Crispo - Excel Challenge 43 2025

excel-challenges
weekly-exercises
Easy Sunday Excel Challenge
Published

October 26, 2025

Illustration for Crispo - Excel Challenge 43 2025

Challenge Description

Easy Sunday Excel Challenge

⭐ Problem Solution Units Availability item 1 cat1

Solutions

library(tidyverse)
library(readxl)

path = "files/2025-10-26/Challenge 72.xlsx"
input = read_excel(path, range = "B3:F8", col_names = FALSE, col_types = "text")
test  = read_excel(path, range = "H3:K12", col_names = FALSE) %>%
  mutate(...1 = str_to_title(...1))

result = input %>%
  mutate(...1 = str_to_title(...1)) %>%
  mutate(measure = ifelse(!str_detect(...1, "item|Item"), ...1, NA)) %>%
  fill(measure, .direction = "down") %>%
  filter(measure != ...1) %>%
  pivot_longer(-c(measure, ...1, ...2), names_to = "item", values_to = "value") %>%
  pivot_wider(names_from = measure, values_from = value) %>%
  add_row(...1 = NA, ...2 = NA, item = "", Units = "Units", Availability = "Availability", .before = 1) %>%
  select(-item)

colnames(result) = colnames(test)

all.equal(result, test)
# [1] TRUE
  • Logic:

    • Reads the workbook range needed for the challenge

    • Reshapes the data to the grain required by the task

    • Builds the intermediate helper columns that drive the final answer

    • Uses direct text-pattern extraction instead of manual cleanup

  • Strengths:

    • The R solution stays compact and mirrors the workbook logic closely.
  • Areas for Improvement:

    • The code assumes the workbook layout and named ranges remain stable.
  • Gem:

    • The best part of the solution is choosing a tidy intermediate shape before producing the final answer.
import pandas as pd
import numpy as np

path = "files/2025-10-26/Challenge 72.xlsx"

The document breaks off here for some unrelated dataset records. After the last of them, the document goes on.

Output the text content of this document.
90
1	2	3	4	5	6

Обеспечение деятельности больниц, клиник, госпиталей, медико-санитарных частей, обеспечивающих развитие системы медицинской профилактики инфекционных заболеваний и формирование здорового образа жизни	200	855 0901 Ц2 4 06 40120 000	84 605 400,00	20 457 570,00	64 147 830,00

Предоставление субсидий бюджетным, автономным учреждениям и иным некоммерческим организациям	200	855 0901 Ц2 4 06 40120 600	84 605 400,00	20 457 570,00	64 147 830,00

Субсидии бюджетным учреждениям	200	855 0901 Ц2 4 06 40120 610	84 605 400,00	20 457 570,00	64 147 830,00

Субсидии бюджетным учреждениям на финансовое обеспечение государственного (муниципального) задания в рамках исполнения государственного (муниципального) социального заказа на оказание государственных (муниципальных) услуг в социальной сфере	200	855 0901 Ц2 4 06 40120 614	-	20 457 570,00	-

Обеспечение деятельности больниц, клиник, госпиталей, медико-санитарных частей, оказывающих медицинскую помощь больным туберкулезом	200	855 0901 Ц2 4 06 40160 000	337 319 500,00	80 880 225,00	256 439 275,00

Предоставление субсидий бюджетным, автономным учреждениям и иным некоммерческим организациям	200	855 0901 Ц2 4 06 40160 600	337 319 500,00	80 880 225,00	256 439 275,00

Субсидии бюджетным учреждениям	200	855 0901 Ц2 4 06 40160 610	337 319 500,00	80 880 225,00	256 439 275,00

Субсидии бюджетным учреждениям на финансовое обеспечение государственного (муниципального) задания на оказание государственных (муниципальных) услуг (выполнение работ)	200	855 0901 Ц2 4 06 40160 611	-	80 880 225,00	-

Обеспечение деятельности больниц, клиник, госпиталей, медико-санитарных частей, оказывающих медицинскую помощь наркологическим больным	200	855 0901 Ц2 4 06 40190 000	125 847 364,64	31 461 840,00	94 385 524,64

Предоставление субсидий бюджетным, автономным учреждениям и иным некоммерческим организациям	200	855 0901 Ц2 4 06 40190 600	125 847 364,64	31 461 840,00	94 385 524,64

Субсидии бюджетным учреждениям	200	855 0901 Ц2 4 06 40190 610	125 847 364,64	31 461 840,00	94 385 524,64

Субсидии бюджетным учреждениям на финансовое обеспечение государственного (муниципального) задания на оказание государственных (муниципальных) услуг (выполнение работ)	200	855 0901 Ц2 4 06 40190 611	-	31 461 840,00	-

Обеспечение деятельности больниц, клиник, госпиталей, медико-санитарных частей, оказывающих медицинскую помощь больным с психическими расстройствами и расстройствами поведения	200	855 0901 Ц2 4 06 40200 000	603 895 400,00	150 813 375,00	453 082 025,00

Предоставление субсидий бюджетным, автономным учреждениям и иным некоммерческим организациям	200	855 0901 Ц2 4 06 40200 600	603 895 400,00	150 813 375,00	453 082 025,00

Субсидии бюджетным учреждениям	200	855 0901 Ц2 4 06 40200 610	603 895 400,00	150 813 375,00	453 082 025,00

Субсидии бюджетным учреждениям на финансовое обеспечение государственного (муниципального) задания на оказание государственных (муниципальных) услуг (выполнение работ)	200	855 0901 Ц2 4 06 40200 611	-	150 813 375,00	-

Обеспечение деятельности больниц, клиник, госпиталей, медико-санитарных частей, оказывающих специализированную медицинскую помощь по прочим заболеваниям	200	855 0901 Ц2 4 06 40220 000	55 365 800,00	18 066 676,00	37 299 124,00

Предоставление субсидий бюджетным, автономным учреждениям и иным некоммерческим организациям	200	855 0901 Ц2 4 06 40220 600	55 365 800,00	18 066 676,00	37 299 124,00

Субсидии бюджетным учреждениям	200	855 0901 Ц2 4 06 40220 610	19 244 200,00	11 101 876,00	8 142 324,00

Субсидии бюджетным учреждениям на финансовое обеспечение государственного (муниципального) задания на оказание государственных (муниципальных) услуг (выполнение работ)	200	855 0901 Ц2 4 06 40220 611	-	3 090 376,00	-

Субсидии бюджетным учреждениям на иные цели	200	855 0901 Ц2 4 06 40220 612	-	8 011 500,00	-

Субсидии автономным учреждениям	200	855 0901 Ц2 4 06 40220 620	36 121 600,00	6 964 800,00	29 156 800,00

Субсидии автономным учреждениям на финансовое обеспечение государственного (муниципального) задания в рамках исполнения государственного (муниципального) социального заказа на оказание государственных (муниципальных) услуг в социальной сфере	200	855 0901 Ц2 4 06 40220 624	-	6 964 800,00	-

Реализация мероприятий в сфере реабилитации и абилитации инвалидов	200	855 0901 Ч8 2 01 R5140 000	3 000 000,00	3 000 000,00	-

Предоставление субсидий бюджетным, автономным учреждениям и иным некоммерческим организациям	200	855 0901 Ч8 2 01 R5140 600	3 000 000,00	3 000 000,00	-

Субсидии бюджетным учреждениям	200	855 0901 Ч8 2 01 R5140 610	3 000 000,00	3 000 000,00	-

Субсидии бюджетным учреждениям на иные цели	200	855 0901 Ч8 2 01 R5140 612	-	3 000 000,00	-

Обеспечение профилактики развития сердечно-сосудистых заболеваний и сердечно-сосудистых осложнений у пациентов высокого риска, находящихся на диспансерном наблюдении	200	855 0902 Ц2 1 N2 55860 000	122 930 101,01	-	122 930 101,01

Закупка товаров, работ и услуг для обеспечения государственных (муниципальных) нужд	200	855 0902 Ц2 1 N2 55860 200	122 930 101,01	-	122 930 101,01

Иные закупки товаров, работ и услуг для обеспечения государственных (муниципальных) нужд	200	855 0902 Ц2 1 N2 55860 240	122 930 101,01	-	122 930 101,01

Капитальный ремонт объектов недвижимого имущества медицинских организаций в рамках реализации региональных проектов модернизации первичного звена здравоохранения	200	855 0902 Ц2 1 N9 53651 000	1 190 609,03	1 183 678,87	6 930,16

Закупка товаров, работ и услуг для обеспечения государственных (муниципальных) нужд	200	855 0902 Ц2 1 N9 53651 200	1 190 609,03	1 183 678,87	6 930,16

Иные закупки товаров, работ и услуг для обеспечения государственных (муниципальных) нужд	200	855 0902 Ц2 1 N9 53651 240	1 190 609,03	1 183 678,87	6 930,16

input = pd.read_excel(path, header=None, skiprows=2, nrows=6, usecols="B:F", dtype=str)
test = pd.read_excel(path, header=None, skiprows=2, nrows=10, usecols="H:K", dtype=str)
test.iloc[:, 0] = test.iloc[:, 0].str.title()

input.iloc[:, 0] = input.iloc[:, 0].str.title()
input['measure'] = input.iloc[:, 0].where(~input.iloc[:, 0].str.contains("item", case=False), None)
input['measure'] = input['measure'].ffill()
filtered = input[input['measure'] != input.iloc[:, 0]]

longer = filtered.melt(id_vars=['measure', filtered.columns[0], filtered.columns[1]], 
                      var_name='item', value_name='value')
wider = longer.pivot_table(index=[filtered.columns[0], filtered.columns[1], 'item'],
                           columns='measure', values='value', aggfunc='first').reset_index()
wider = pd.concat([pd.DataFrame([{filtered.columns[0]: np.nan, filtered.columns[1]: np.nan, 'item': '', 'Units': 'Units', 'Availability': 'Availability'}]), wider], ignore_index=True)
wider = wider.drop('item', axis=1)
wider.columns = test.columns

print(wider.equals(test)) # True
  • Logic:

    • Reads the workbook range needed for the challenge

    • Reshapes the data to the grain required by the task

  • Strengths:

    • The Python version keeps the same rule in a direct pandas-oriented workflow.
  • Areas for Improvement:

    • As with the R version, any workbook layout change would require small adjustments.
  • Gem:

    • The implementation stays close to the stated challenge instead of adding unnecessary complexity.

Difficulty Level

This task is moderate:

  • It combines familiar Excel-style logic with at least one non-trivial reshape, grouping, or parsing step.

  • The answer depends on getting the output layout exactly right.